Semejante aquelarre pretendía, siguiendo el protocolo habitual de los tribalistas totalitarios, amedrentar al escritor para que, dado que es capaz de discutir con solvencia los argumentarios nacionalistas, guardase un silencio súbito, el mismo que durante años ha profesado una parte –muy notable– de la sociedad catalana. “Quieren que me vaya o que me calle. Intentan imponer un clima de intimidación, pero ni me callaré ni me marcharé, porque esta es mi casa”, ha respondido el escritor. Es la actitud correcta: Cataluña, igual que el resto de España, es un espacio de convivencia compartido, no el monopolio patrimonial de los esencialistas de identidades inventadas para darse importancia y sustentar esa industria --infame-- del enfrentamiento social.
El mundo de la cultura oficial (en catalán por supuesto), subvencionado desde hace decenios a cambio de un entusiasmo recurrente y practicante del silencio cómplice, ha guardado una elocuente omertá ante el episodio. Es lo habitual. Más de treinta entidades ciudadanas, en cambio, lo han condenado, recordando que en Cataluña –y también en otras partes de España– la libertad de expresión está amenazada por quienes usan los espacios y medios públicos como si fueran de su exclusiva propiedad. Cercas ha respondido a las insidias a quienes administran el ridículo monopolio de la catalanidad de la única forma posible: sin dar ni un paso atrás. No es el primero que lo hace ni, por desgracia, será el único.
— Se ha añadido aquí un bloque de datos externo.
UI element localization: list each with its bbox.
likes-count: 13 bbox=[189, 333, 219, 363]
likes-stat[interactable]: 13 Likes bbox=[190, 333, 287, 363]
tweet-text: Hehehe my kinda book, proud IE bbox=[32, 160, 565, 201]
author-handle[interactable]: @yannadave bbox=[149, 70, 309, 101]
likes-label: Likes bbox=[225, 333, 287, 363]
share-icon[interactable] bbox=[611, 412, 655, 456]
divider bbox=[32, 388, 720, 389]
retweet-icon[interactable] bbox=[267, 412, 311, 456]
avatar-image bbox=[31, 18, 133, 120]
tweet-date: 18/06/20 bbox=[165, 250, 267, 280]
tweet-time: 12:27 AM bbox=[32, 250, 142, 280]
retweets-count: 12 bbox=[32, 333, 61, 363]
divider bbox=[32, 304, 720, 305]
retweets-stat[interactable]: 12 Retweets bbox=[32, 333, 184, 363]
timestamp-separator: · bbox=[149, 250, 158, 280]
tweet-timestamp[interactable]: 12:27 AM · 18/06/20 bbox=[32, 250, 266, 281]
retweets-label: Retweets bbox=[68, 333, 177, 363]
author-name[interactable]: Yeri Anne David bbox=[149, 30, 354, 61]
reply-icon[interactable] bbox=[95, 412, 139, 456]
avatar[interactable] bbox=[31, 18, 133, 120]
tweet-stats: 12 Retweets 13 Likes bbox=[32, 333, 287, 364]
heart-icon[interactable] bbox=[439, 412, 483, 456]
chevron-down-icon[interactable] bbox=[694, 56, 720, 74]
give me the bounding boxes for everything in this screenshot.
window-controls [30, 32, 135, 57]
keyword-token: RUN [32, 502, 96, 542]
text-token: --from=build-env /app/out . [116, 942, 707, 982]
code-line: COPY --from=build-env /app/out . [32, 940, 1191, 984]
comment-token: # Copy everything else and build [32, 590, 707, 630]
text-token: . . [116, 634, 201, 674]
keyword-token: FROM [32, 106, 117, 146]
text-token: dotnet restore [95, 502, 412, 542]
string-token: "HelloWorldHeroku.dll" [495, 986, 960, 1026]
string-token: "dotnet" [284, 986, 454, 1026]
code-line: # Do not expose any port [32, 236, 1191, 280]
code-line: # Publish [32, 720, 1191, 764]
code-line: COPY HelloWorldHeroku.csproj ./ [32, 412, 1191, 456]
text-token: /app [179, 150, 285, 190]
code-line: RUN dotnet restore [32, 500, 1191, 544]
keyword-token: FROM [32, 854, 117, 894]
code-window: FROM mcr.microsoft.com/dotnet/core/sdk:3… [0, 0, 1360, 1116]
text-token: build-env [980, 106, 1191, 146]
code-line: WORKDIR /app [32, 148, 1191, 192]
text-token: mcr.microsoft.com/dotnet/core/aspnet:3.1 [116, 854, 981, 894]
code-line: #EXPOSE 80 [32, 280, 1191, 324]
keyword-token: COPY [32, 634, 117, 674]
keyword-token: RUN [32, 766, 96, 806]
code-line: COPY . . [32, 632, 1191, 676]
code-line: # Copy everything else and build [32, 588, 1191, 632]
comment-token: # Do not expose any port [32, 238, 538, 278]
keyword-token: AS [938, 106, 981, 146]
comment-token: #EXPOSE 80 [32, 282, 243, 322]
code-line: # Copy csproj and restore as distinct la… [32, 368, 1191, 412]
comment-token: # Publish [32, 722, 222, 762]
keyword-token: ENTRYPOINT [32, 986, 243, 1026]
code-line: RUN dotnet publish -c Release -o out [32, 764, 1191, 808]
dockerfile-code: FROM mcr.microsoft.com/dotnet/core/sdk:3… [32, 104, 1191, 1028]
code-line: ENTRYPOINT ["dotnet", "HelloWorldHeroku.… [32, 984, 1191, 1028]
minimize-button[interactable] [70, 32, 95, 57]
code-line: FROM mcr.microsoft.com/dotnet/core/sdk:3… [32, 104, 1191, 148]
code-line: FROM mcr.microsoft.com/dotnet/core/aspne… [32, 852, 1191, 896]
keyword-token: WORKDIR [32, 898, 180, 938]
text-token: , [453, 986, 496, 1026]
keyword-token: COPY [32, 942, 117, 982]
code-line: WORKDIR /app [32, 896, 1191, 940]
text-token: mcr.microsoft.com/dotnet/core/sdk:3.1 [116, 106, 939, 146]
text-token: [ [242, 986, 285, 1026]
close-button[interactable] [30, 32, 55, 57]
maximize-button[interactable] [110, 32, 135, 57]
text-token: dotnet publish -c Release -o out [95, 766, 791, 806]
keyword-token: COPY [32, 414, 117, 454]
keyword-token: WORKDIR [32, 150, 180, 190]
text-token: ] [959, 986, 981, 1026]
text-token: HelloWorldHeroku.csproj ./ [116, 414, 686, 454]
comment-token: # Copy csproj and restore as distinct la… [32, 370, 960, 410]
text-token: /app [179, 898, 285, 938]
Otros muchos ejercen a diario esta misma libertad de criterio. Y lo hacen sin recibir aplausos. Quienes los amedrentan --en este caso, los independentistas-- son más parecidos de lo que creen al Sánchez Mazas de la propaganda fascista: “Es probable” --escribe Cercas en Soldados de Salamina--“que nunca en su vida creyera en nada y, menos que nada, en aquello que defendía o predicaba. [...]Exaltaba viejos valores pero ejerció la traición y la cobardía”. Predicaba también el dogma de la patria, “algo que no se sabe muy bien qué es o es simplemente una excusa para la pillería o la pereza”. Cercas no es ningún héroe. Es algo más importante: un tipo decente. Porque, como dice Roberto Bolaño --el personaje-- en su novela, “personas decentes hay muchas: son las que saben decir que no [a las insidias y las mentiras] a tiempo. [...] Los héroes sólo son héroes en las guerras cuando mueren o los matan. Están todos muertos”. Y Cercas, a pesar de que algunos hayan intentado enterrarlo metafóricamente en vida, está felizmente vivo. Quizás más que nunca.